Tangier Gazette
December 12, 2003
Abderrahim Zniber may be regarded as the father figure of Moroccan cricket and, as such, an important character in the history of the country as a whole. He captained Morocco in their first international cricket match in 2001 in an ODI against Japan, mere months after Morocco were admitted into the World Cricket Conference. And since then, he has been at the forefront of every significant event in Moroccan history, until his retirement from the sport altogether last night. Considered by many as the country's first professional cricketer, Zniber was playing top-rung cricket against European clubs way before the World Cricket Conference even existed. Zniber first broke ground in the country of his birth, playing for Ajax Amsterdam in the 1989 Hoofdklasse season as Abder Rahim. After the season he added the family name Zniber, moved to England and went to Oxford to read PPE and enhance his reputation as an idiosyncratic and fearless cricketer: a right-handed batsman, whose response to any bowler or situation was to dance down the track first ball and slam it back over the bowler's head, and a right-arm medium-paced bowler, economical on a good pitch, devastatingly effective on a bad one. Zniber had a couple of productive seasons with Ajax Amsterdam, where his successes included marrying the club chairman's daughter, then returned to Morocco to take on the captaincy of Casablanca CC, which would later go on to become Raja Casablanca, one of the world's top clubs.
He had learned well under Dutch legends Edgar Kreek and Ronny van den Brom and as such, led Casablanca CC to make them the best cricket club in Morocco, well before the formation of the World Cricket Conference, and even well after it came into being. Once the World Cricket Conference formed, and a couple of years later, Morocco were admitted as a full-member nation, Zniber had reached 30, and with a prolonged history of untreated injuries, he was merely a shell of his former self. Despite his personal woes and the lateness of circumstances opening gateways to cricket's globalization, Zniber took Casablanca CC, now called Raja Casablanca, to even greater heights. Raja Casablanca won back-to-back seasons of the Moroccan Cup in 1999 and 2000, and in both seasons Zniber top-scored as the best batsman of the tournament. As an instrumental figure in Casablanca's early success, Zniber was handed the reigns of the national side once they become a full-member nation of the Conference, and so on debut, Zniber at once made Morocco worthy of respect rather than anyone's sympathy. In 49 internationals as captain, Zniber has led his team to victory over 24 countries. Despite the emergence of a batting wunderkind of sorts in Hervé Hocquard, a version of Zniber merely resembling that springly youngster who first broke onto the season was able to hold his own and be Morocco's stonewall through thick and thin, in fact mostly thin. Having played ten games more than Hervé Hocquard, Zniber retires as the second-most prolific Moroccan batsmen in one-day history, as well as their third-highest scorer in their debut Cricket World Cup.

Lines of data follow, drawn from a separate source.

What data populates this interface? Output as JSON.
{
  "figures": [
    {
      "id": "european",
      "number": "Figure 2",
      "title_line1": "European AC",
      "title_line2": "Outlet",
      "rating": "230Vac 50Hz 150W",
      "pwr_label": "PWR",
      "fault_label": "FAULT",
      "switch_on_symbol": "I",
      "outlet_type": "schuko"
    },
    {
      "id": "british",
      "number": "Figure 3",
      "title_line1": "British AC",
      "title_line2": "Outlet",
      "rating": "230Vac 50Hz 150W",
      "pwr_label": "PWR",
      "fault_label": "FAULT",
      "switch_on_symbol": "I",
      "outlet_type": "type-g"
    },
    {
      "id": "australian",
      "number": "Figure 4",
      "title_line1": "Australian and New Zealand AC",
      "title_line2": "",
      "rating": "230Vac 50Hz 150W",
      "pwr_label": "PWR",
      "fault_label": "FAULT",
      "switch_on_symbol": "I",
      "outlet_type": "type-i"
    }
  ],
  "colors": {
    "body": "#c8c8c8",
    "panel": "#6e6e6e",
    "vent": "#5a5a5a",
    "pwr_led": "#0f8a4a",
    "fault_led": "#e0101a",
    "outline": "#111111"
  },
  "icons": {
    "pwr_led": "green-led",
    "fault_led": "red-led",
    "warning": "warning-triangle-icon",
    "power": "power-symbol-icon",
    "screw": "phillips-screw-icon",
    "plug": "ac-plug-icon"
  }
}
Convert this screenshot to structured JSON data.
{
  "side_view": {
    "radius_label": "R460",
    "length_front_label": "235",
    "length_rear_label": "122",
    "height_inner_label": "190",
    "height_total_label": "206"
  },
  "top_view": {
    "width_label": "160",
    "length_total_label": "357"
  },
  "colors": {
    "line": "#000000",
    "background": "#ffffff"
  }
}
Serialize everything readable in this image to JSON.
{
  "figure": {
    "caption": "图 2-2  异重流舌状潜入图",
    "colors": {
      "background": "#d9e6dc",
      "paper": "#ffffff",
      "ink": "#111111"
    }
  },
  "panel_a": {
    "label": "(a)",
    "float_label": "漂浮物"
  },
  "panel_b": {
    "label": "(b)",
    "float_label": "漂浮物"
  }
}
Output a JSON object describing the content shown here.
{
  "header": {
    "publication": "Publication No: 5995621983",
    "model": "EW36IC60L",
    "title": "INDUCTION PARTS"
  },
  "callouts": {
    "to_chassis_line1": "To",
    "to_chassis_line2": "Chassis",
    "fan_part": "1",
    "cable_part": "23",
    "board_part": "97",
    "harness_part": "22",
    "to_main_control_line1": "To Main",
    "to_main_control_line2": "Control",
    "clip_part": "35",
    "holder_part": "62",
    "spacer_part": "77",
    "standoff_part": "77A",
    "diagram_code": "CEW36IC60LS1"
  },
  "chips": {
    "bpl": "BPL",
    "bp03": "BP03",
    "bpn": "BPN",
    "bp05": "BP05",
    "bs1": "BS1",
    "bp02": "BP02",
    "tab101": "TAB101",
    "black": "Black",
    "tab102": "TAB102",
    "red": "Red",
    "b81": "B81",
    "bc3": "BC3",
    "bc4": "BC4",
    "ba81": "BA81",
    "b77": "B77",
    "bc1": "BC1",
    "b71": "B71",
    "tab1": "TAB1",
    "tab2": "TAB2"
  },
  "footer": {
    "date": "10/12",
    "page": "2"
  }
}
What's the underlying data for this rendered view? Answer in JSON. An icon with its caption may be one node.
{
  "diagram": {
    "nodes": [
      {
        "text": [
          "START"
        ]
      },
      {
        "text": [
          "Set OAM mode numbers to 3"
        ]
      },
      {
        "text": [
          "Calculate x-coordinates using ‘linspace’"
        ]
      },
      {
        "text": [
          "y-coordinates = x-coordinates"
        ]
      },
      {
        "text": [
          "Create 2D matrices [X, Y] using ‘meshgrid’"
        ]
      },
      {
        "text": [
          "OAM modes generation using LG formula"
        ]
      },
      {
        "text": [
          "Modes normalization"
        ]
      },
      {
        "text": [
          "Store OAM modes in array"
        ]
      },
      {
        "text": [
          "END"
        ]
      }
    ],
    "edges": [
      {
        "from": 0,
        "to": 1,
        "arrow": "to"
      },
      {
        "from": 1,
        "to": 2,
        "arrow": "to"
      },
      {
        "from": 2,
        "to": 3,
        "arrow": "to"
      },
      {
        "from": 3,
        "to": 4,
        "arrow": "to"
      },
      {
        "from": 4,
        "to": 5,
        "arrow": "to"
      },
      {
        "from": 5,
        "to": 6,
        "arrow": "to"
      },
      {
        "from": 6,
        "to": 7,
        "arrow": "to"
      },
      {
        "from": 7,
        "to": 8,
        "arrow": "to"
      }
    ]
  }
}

In 2002, Zniber returned to England to play in their newly-minted Friends Provident Trophy, where he represented West Midlands. Zniber led Morocco in every major event that has been held since Morocco's admission into the WCC, and the African confederation of AFCON, until his retirement. Zniber even captained Casablanca in two iterations of the Club World Cup, including the inaugural season where they finished as runners-up. In all his positions of authority, he was inclined to be dictatorial and quickly angered, especially by any hint of criticism. In some ways, his prickly brilliance has become characteristic of his country's cricket. But he was also a visionary. He ruthlessly modernised the organisation of the Moroccan game, and many of the themes he was advocating in the early 1990s have become common currency among modern administrators: the need to do away with unwieldy committees, to break the post-imperial dominance of Lord's, and to expand the game in Africa. He was an early advocate of neutral umpires. Little of this was well received by his colleagues in Amsterdam at the time. Upon his retirement, incumbent WCC President Müller Schwanstegger has stated: After Zniber's retirement, Moroccan cricket has lost an integral part of its being, which will need a very long time to find the replacement of.